Pushpay Holdings, the mobile payments app developer, rose 2.4 per cent to $4.30.
A2 Milk Co led the local market higher, up 4 per cent at $19.97. Davies said positive trading of the stock on the Australian market had spilled over and helped to prop up the local benchmark.
"A2 is doing a lot of the heavy lifting in the market today," he said. "It seems to follow the trend and then some at the moment."
Fonterra Shareholders' Fund units increased 0.5 per cent to $3.70, while Synlait Milk slipped 0.4 per cent to $6.83.
Blue chip companies underpinned the day's gain. Mercury NZ rose 1.8 per cent to $4.50, Goodman Property Trust was up 1.8 per cent at $2.26, Spark New Zealand increased 1.6 per cent to $4.42, Ryman Healthcare was up 1.6 per cent at $12.12, and Meridian Energy advanced 1.2 per cent to $4.39.
Westpac Banking Corp increased 0.7 per cent to $16.88 after the dual-listed Australian lender reported a 62 per cent drop in first half net profit to A$1.19 billion, meeting expectations. It had already signalled the result would include A$2.24b in charges against profit relating to expected Covid-19-related losses.
Davies said investors had already been expecting a negative update from the bank.

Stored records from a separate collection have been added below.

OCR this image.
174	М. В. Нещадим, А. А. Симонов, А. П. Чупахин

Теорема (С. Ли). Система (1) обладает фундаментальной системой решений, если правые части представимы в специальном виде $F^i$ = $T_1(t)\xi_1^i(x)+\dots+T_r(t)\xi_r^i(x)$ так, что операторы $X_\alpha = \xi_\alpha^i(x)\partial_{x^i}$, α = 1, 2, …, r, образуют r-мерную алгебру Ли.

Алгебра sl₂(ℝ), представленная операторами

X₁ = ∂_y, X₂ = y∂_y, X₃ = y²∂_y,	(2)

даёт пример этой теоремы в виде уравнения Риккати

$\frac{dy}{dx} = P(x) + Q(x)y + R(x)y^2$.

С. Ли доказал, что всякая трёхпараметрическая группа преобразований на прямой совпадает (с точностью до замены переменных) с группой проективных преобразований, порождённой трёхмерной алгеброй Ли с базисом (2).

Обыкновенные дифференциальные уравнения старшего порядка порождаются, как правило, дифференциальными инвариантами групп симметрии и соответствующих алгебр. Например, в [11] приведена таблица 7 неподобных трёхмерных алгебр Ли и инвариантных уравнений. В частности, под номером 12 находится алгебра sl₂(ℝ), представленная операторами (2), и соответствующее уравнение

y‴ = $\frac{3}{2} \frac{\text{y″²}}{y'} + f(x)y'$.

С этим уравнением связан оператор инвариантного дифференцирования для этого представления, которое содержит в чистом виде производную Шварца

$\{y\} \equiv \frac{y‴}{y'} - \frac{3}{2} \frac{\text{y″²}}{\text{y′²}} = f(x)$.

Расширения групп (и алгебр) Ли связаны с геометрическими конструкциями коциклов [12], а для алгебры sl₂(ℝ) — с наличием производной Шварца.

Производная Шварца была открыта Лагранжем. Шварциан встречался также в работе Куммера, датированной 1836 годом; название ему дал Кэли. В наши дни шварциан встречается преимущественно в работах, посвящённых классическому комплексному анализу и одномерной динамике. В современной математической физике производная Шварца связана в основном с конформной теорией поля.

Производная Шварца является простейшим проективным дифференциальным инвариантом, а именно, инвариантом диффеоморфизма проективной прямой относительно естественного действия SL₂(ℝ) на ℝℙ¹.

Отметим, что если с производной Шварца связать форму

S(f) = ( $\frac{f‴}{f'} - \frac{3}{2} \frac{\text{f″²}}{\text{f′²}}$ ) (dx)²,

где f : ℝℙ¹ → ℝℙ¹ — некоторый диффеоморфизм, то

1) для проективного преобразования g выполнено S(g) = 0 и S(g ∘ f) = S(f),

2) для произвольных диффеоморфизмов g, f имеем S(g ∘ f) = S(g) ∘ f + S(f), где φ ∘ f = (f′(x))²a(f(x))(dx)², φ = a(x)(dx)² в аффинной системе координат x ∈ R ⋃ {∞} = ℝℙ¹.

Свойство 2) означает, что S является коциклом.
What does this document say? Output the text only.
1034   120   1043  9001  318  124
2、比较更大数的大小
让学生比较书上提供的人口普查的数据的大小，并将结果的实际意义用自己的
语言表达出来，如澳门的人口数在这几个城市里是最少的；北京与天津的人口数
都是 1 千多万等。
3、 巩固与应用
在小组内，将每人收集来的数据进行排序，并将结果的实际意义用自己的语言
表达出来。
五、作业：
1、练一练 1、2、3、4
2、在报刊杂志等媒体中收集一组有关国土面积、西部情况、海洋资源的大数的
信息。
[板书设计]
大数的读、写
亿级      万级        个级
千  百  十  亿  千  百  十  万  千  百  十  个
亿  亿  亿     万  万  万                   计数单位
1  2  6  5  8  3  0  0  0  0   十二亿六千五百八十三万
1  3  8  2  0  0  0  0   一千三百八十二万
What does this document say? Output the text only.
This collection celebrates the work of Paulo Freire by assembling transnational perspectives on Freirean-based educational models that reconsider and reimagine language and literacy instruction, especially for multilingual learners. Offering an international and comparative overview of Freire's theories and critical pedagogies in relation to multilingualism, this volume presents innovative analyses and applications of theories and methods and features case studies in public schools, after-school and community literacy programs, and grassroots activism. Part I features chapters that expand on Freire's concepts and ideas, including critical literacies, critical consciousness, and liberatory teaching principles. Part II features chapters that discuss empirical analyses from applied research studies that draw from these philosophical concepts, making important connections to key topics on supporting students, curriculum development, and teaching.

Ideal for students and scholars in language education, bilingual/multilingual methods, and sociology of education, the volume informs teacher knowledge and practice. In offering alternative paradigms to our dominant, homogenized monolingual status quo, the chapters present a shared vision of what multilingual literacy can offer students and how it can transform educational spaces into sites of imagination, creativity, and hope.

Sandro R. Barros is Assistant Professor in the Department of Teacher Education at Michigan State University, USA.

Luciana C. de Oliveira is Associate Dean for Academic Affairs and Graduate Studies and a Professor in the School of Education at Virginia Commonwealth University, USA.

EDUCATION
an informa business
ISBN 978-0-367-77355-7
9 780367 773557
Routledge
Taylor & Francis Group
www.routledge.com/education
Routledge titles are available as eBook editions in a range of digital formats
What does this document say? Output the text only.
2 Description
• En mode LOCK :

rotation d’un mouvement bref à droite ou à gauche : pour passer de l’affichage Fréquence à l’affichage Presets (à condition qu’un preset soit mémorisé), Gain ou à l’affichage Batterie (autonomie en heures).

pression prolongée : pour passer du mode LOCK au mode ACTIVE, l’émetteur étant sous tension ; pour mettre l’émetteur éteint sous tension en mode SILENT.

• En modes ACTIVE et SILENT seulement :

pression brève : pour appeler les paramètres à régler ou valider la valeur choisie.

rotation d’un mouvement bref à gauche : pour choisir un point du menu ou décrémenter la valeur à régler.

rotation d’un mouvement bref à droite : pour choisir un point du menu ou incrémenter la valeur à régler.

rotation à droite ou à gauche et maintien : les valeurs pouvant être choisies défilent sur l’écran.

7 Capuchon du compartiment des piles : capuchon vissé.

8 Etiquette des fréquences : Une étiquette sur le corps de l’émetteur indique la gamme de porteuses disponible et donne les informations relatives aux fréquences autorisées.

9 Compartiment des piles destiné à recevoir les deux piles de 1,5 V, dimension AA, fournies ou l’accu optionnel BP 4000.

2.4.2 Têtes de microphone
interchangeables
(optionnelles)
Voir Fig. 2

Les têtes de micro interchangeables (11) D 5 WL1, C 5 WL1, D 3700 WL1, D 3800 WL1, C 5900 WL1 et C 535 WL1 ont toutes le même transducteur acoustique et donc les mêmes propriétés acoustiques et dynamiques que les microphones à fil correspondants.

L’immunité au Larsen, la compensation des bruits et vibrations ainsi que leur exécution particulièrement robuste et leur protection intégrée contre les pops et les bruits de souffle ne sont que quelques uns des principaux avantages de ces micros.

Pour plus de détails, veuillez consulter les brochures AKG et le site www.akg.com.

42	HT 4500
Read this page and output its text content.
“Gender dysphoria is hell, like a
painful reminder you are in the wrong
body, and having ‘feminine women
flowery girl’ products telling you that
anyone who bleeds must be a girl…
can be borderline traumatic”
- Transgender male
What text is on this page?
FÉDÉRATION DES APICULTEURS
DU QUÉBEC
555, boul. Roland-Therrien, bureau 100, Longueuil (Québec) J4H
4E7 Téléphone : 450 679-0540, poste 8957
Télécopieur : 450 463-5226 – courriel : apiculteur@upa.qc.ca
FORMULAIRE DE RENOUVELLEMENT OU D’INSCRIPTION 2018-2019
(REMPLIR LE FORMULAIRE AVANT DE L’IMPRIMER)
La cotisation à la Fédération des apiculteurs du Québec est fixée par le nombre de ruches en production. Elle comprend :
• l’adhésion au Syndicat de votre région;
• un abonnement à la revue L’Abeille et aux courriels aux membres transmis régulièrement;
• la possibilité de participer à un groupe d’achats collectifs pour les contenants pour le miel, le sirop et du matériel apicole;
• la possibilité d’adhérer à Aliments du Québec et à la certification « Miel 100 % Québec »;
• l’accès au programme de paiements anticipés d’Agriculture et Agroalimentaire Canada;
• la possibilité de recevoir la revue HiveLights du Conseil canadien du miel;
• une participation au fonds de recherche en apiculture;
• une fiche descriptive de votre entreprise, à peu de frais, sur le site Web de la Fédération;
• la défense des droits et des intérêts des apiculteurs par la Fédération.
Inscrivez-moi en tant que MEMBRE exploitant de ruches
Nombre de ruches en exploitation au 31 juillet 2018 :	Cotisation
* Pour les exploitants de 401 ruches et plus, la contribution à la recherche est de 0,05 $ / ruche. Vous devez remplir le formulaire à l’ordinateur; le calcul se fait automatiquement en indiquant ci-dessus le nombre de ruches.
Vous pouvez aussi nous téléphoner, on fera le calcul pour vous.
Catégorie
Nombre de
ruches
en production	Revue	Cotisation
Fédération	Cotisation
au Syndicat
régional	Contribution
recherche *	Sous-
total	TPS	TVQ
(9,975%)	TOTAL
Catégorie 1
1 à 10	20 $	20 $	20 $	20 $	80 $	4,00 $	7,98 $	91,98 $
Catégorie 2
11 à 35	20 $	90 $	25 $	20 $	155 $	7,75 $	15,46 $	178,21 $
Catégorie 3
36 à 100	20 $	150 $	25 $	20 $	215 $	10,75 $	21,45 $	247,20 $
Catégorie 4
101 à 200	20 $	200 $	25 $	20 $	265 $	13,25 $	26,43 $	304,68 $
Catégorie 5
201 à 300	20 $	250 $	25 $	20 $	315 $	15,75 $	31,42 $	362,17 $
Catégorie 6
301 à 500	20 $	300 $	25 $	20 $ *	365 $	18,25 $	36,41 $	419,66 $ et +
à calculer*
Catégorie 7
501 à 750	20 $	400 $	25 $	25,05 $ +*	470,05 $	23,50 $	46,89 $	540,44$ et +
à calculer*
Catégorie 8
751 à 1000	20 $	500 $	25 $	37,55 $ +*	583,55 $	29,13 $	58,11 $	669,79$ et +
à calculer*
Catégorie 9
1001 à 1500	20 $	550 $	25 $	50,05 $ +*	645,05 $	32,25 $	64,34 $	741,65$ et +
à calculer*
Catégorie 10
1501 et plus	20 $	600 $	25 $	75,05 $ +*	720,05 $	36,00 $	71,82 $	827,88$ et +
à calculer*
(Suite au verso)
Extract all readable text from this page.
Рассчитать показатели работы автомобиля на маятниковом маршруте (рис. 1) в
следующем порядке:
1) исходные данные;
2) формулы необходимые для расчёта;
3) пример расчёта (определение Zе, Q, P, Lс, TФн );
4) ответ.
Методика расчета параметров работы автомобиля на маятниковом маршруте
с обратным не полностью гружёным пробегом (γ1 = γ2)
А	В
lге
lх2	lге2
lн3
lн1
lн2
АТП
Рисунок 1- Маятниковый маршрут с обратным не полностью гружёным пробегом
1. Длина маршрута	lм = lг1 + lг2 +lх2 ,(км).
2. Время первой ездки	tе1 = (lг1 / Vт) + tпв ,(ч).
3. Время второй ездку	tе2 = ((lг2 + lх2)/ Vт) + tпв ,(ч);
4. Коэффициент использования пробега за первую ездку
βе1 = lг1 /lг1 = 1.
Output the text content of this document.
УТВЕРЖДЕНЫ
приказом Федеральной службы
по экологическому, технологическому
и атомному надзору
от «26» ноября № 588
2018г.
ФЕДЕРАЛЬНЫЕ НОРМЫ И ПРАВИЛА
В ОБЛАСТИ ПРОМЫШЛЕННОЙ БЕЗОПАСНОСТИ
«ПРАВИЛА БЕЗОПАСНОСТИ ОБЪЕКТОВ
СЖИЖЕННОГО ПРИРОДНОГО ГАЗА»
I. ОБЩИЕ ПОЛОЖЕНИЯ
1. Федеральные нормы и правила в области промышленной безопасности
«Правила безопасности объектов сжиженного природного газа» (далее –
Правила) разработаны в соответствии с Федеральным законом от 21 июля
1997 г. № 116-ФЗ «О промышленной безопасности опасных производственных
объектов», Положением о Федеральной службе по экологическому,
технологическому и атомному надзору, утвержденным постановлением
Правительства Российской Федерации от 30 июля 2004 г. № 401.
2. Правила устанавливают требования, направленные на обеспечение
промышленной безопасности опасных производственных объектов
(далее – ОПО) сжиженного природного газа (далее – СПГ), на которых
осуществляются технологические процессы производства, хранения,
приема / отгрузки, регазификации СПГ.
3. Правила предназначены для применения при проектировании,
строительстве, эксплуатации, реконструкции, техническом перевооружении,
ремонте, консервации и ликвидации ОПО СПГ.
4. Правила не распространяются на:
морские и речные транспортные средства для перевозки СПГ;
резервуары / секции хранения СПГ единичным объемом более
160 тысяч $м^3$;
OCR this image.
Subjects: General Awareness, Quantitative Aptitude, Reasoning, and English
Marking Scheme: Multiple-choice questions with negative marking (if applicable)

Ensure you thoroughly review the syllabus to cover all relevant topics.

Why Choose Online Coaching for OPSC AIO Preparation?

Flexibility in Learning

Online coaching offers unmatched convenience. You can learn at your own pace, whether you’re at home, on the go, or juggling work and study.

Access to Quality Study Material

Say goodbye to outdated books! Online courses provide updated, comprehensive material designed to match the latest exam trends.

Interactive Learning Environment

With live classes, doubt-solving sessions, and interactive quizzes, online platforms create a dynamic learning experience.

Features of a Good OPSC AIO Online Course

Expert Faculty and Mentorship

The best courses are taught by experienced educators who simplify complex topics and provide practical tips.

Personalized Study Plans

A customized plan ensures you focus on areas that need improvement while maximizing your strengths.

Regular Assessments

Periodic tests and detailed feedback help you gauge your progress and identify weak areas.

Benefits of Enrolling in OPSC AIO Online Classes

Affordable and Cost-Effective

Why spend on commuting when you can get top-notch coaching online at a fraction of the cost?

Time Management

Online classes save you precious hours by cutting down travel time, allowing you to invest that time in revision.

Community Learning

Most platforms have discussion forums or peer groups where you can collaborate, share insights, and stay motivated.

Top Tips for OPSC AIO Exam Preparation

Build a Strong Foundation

"Westpac had already announced their impairment charge, so the bad news was already out there and maybe investors are taking some positives out of today's update."
Australia & New Zealand Banking Group fell 0.2 per cent to $17.10.
The majority of stocks in the benchmark index were weaker today, led by firms with the most immediate exposure to an economic downturn.
SkyCity Entertainment Group posted the day's biggest decline, down 3.9 per cent at $2.45. Kathmandu Holdings declined 3.9 per cent to 75 cents and Oceania Healthcare fell 2.7 per cent to 73 cents. Air New Zealand decreased 1.2 per cent to $1.27.
Courier company Freightways declined 1.5 per cent to $6.60 and global logistics group Mainfreight fell 0.5 per cent to $36.31.
Outside the benchmark index, NZME dropped 2.3 per cent to 21 cents.
QEX Logistics dropped 19.1 per cent to 68 cents after saying it plans to raise up to $4 million at 60 cents a share to help fund its growth plans, such as beefing up its Australian operations.
Cannasouth rose 8.7 per cent to 50 cents after raising more money to fund its growth plans than it initially sought.